Those of you who are familiar with the formerly-conservative economics writer Bruce Bartlett—who worked in the Reagan and George H.W. Bush administrations, and held very visible posts at the Heritage Foundation and the Cato Institute—should definitely check out his succinct apologia at The American Conservative detailing his long road from GOP orthodoxy to becoming perhaps the country’s most acerbic critic of supply-side economics. He writes it as a series of encounters with empirical reality, reinforced by banning from polite conservative society. And he considers the two closely connected, because he is convinced the closed world of conservative political discourse cannot tolerate serious questions, even when it is obvious the conflict between theory and reality has become acute. His conclusion is well worth pondering:
I am disinclined to think that Republicans are yet ready for a serious questioning of their philosophy or strategy. They comfort themselves with the fact that they held the House (due to gerrymandering) and think that just improving their get-out-the-vote system and throwing a few bones to the Latino community will fix their problem. There appears to be no recognition that their defects are far, far deeper and will require serious introspection and rethinking of how Republicans can win going forward. The alternative is permanent loss of the White House and probably the Senate as well, which means they can only temporarily block Democratic initiatives and never advance their own.

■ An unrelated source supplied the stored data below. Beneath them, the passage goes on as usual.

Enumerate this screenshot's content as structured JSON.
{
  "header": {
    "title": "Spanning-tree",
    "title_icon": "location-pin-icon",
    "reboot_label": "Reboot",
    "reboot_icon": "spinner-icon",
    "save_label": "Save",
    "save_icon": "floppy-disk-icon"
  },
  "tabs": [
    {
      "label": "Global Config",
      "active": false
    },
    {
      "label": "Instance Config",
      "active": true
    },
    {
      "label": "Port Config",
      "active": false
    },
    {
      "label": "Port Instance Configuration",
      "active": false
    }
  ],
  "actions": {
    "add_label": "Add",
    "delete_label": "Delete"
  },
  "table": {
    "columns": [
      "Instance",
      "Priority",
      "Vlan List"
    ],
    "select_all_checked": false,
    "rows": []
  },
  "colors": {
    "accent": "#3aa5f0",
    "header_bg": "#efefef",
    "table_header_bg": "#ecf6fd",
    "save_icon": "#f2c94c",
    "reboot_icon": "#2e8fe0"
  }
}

I’ve paid a heavy price, both personal and financial, for my evolution from comfortably within the Republican Party and conservative movement to a less than comfortable position somewhere on the center-left. Honest to God, I am not a liberal or a Democrat. But these days, they are the only people who will listen to me. When Republicans and conservatives once again start asking my opinion, I will know they are on the road to recovery.
I get the impression Bartlett is not holding his breath.